Exactly how far is heaven?
Is heaven God's home in the sky, or His presence in our lives?
Ronnie McBrayer’s new book, “How Far is Heaven?” answers that heaven is right here — right now, God’s presence in our lives and the world.
“Look no further than where we are,” McBrayer, pastor of A Simple Faith, told The Log. “Wherever men and women submit their hearts, intentions, ideals, ambitions, desires, plans and relationships to the lordship of Jesus, there the kingdom of God flourishes. There, God’s will is done ‘on earth as it is in heaven.’ Father Leo Mahon always described it this way: ‘The kingdom of God is the way God would have things in the world.’ Wherever that occurs, heaven is right there.”
In his latest book, McBrayer explores the “kingdom parables of Jesus” and finds in them an urgent challenge for Christians to reassess the gospel they believe and the role their professed faith plays in the world today.
According to McBrayer, the gospel cannot be reduced to apocalyptical escapism, the religious study of the end of ages.
“Apocalyptic escapists put more emphasis on the imminent return of Jesus, the book of Revelation, and the ready-to-fall judgment of God than anywhere else,” he said. “This can, though not always, lead to a very cavalier attitude about this present world. Why be concerned with the future of planet Earth if it’s all going to burn up anyway, and if the fuse is already lit?
“Personally, I believe in the return of Christ, but rather than thinking he is looming on the edge of the atmosphere, the truth is, I will likely never see that return.”
Rather than asking if Jesus were to return today would you be ready? McBrayer asks what if Jesus doesn’t return for a decade, a century, or a millennia? What kind of world do we want to be a part of then?
“As Jesus proclaims and pointed to it, the kingdom of God is not an evacuation plan to rescue people from earth or to just save people from the sufferings of the afterlife,” McBayer said. “Rather, it is a revolutionary strategy to redeem the sufferings of earth by putting the rule and reign of heaven inside of people.”
In three of the four books McBrayer has written, including “How Far Is Heaven,” the kingdom of God has been the direct or indirect subject.
“This was also Jesus’ favorite subject,” McBrayer said. “Jesus used the phrase kingdom of God or the equivalent kingdom of heaven more than a hundred times in the gospels. As one whose spirituality is very Jesus-centered, meaning I spend much more time reading and hopefully practicing his words, one has to keep the kingdom of God continually in focus.”
As McBrayer, a columnist for The Walton Sun, read and studied the “red letter words” of the gospels, he discovered that Jesus was into storytelling.
“Jesus was not as much into doctrine and dogma as we Christians are,” McBrayer said. “So when he spoke about the kingdom of God he spoke about dinner parties and wedding feasts. He told tales about wandering sheep and prodigal sons.
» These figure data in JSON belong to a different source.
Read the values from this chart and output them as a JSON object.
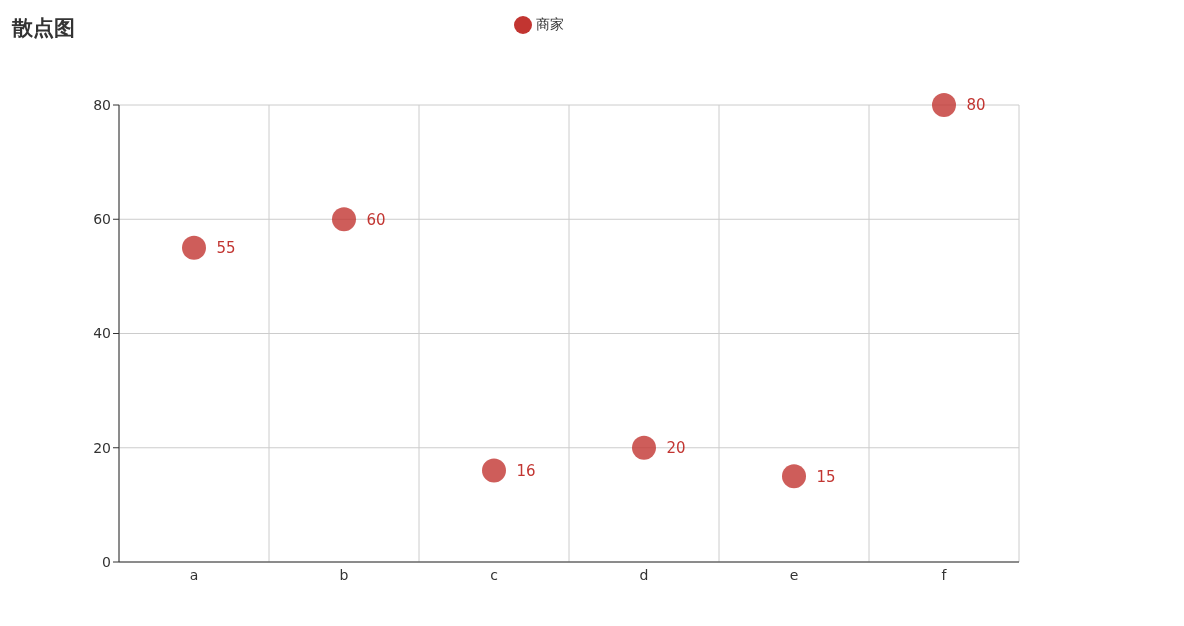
{
  "chart_data": {
    "type": "scatter",
    "title": "散点图",
    "categories": [
      "a",
      "b",
      "c",
      "d",
      "e",
      "f"
    ],
    "series": [
      {
        "name": "商家",
        "color": "#c23531",
        "values": [
          55,
          60,
          16,
          20,
          15,
          80
        ]
      }
    ],
    "ylim": [
      0,
      80
    ],
    "yticks": [
      0,
      20,
      40,
      60,
      80
    ],
    "grid": true,
    "legend": "top",
    "marker": "circle",
    "data_labels": true
  }
}
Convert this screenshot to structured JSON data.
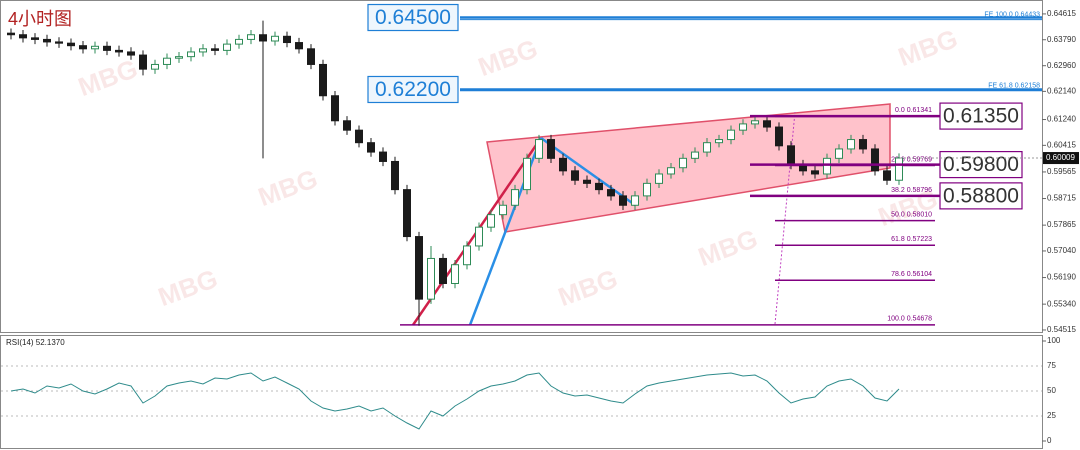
{
  "chart_data": [
    {
      "type": "candlestick",
      "title": "4小时图",
      "watermark": "MBG",
      "up_color": "#2e8b57",
      "down_color": "#1b1b1b",
      "ylim": [
        0.5445,
        0.649
      ],
      "yticks": [
        0.64615,
        {
          "value": 0.6379,
          "label": "0.63790"
        },
        {
          "value": 0.6296,
          "label": "0.62960"
        },
        {
          "value": 0.6214,
          "label": "0.62140"
        },
        {
          "value": 0.6124,
          "label": "0.61240"
        },
        0.60415,
        0.59565,
        0.58715,
        0.57865,
        {
          "value": 0.5704,
          "label": "0.57040"
        },
        {
          "value": 0.5619,
          "label": "0.56190"
        },
        {
          "value": 0.5534,
          "label": "0.55340"
        },
        0.54515
      ],
      "last_price": {
        "value": 0.60009,
        "label": "0.60009"
      },
      "open": [
        0.64,
        0.6395,
        0.6385,
        0.638,
        0.6372,
        0.6368,
        0.636,
        0.635,
        0.6358,
        0.6345,
        0.634,
        0.633,
        0.6285,
        0.63,
        0.632,
        0.6325,
        0.634,
        0.635,
        0.6345,
        0.6365,
        0.638,
        0.6395,
        0.6375,
        0.639,
        0.637,
        0.635,
        0.63,
        0.62,
        0.612,
        0.609,
        0.605,
        0.602,
        0.599,
        0.59,
        0.575,
        0.555,
        0.568,
        0.56,
        0.566,
        0.572,
        0.578,
        0.582,
        0.585,
        0.59,
        0.6,
        0.606,
        0.6,
        0.596,
        0.593,
        0.592,
        0.59,
        0.588,
        0.585,
        0.588,
        0.592,
        0.595,
        0.597,
        0.6,
        0.602,
        0.605,
        0.606,
        0.609,
        0.611,
        0.612,
        0.61,
        0.604,
        0.598,
        0.596,
        0.595,
        0.6,
        0.603,
        0.606,
        0.603,
        0.596,
        0.593
      ],
      "high": [
        0.6415,
        0.641,
        0.64,
        0.6395,
        0.6387,
        0.6383,
        0.6375,
        0.6373,
        0.6373,
        0.636,
        0.6355,
        0.6345,
        0.6315,
        0.6335,
        0.634,
        0.6355,
        0.6365,
        0.6365,
        0.638,
        0.6395,
        0.641,
        0.644,
        0.6405,
        0.6405,
        0.6385,
        0.6365,
        0.6315,
        0.6215,
        0.6135,
        0.6105,
        0.6065,
        0.6035,
        0.6005,
        0.5915,
        0.5765,
        0.572,
        0.5695,
        0.5675,
        0.5735,
        0.5795,
        0.5835,
        0.5865,
        0.5915,
        0.6015,
        0.6075,
        0.6075,
        0.6015,
        0.5975,
        0.5945,
        0.5935,
        0.5915,
        0.5895,
        0.5895,
        0.5935,
        0.5965,
        0.5985,
        0.6015,
        0.6035,
        0.6065,
        0.6075,
        0.6105,
        0.6125,
        0.6135,
        0.6135,
        0.6115,
        0.6055,
        0.5995,
        0.5975,
        0.6015,
        0.6045,
        0.6075,
        0.6075,
        0.6045,
        0.5975,
        0.6016
      ],
      "low": [
        0.638,
        0.637,
        0.6365,
        0.6357,
        0.6353,
        0.6345,
        0.6335,
        0.6335,
        0.633,
        0.6325,
        0.6315,
        0.6265,
        0.627,
        0.6285,
        0.6305,
        0.631,
        0.6325,
        0.633,
        0.633,
        0.635,
        0.6365,
        0.6,
        0.636,
        0.6355,
        0.6335,
        0.6285,
        0.6185,
        0.6105,
        0.6075,
        0.6035,
        0.6005,
        0.5975,
        0.5885,
        0.5735,
        0.5465,
        0.5535,
        0.5585,
        0.5585,
        0.5645,
        0.5705,
        0.5765,
        0.5805,
        0.5835,
        0.5885,
        0.5985,
        0.5985,
        0.5945,
        0.5915,
        0.5905,
        0.5885,
        0.5865,
        0.5835,
        0.5835,
        0.5865,
        0.5905,
        0.5935,
        0.5955,
        0.5985,
        0.6005,
        0.6035,
        0.6045,
        0.6075,
        0.6095,
        0.6085,
        0.6025,
        0.5965,
        0.5945,
        0.5935,
        0.5935,
        0.5985,
        0.6015,
        0.6015,
        0.5945,
        0.5915,
        0.5915
      ],
      "close": [
        0.6395,
        0.6385,
        0.638,
        0.6372,
        0.6368,
        0.636,
        0.635,
        0.6358,
        0.6345,
        0.634,
        0.633,
        0.6285,
        0.63,
        0.632,
        0.6325,
        0.634,
        0.635,
        0.6345,
        0.6365,
        0.638,
        0.6395,
        0.6375,
        0.639,
        0.637,
        0.635,
        0.63,
        0.62,
        0.612,
        0.609,
        0.605,
        0.602,
        0.599,
        0.59,
        0.575,
        0.555,
        0.568,
        0.56,
        0.566,
        0.572,
        0.578,
        0.582,
        0.585,
        0.59,
        0.6,
        0.606,
        0.6,
        0.596,
        0.593,
        0.592,
        0.59,
        0.588,
        0.585,
        0.588,
        0.592,
        0.595,
        0.597,
        0.6,
        0.602,
        0.605,
        0.606,
        0.609,
        0.611,
        0.612,
        0.61,
        0.604,
        0.598,
        0.596,
        0.595,
        0.6,
        0.603,
        0.606,
        0.603,
        0.596,
        0.593,
        0.6001
      ],
      "levels": [
        {
          "label": "0.64500",
          "value": 0.645,
          "color": "#1e7fd6"
        },
        {
          "label": "0.62200",
          "value": 0.622,
          "color": "#1e7fd6"
        },
        {
          "label": "0.61350",
          "value": 0.6135,
          "color": "#800080"
        },
        {
          "label": "0.59800",
          "value": 0.598,
          "color": "#800080"
        },
        {
          "label": "0.58800",
          "value": 0.588,
          "color": "#800080"
        }
      ],
      "fe": [
        {
          "label": "FE 100.0  0.64433",
          "value": 0.64433
        },
        {
          "label": "FE 61.8  0.62158",
          "value": 0.62158
        }
      ],
      "fibonacci": [
        {
          "label": "0.0  0.61341",
          "value": 0.61341
        },
        {
          "label": "23.6  0.59769",
          "value": 0.59769
        },
        {
          "label": "38.2  0.58796",
          "value": 0.58796
        },
        {
          "label": "50.0  0.58010",
          "value": 0.5801
        },
        {
          "label": "61.8  0.57223",
          "value": 0.57223
        },
        {
          "label": "78.6  0.56104",
          "value": 0.56104
        },
        {
          "label": "100.0  0.54678",
          "value": 0.54678
        }
      ]
    },
    {
      "type": "line",
      "title": "RSI(14) 52.1370",
      "color": "#2e8b8b",
      "ylim": [
        0,
        100
      ],
      "yticks": [
        100,
        75,
        50,
        25,
        0
      ],
      "grid": true,
      "values": [
        50,
        52,
        48,
        55,
        53,
        57,
        50,
        47,
        52,
        58,
        55,
        38,
        45,
        55,
        58,
        60,
        57,
        63,
        62,
        66,
        68,
        60,
        64,
        58,
        52,
        40,
        33,
        30,
        32,
        35,
        30,
        33,
        25,
        18,
        12,
        30,
        25,
        35,
        42,
        50,
        55,
        57,
        60,
        66,
        68,
        55,
        48,
        45,
        46,
        43,
        40,
        38,
        47,
        55,
        58,
        60,
        62,
        64,
        66,
        67,
        68,
        65,
        66,
        60,
        48,
        38,
        42,
        44,
        55,
        60,
        62,
        55,
        43,
        40,
        52
      ]
    }
  ]
}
He talked about farmers sowing seed in a field, mustard seed taking over a garden like kudzu, yeast consuming a lump of dough, and a poor man discovering a lost treasure.”
Jesus told stories rather than wrote creeds, and it is these stories that fill “How Far is Heaven?” Many of the parables begin with “The kingdom of God is like …” and Jesus stressed the importance of the present kingdom of God.
“Jesus never defined the kingdom of God, he described it,” McBrayer said. “He expounded about it, but never really explained it. He compared the kingdom of God to certain things, but he never clarified.”
“How Far Is Heaven” explores these kingdom parables and calls for people to reassess the gospel they believe and the role faith plays in the world today.
“When Jesus invited his disciples — then as well as now – to ‘Follow me,’ he was inviting us to get in on the world-redeeming, evil-conquering, status-reversing, life-transforming movement of God that had come to earth,” McBrayer said. “He was inviting us to find a better way to live — to find the power for a better world, today, not just in the hereafter.”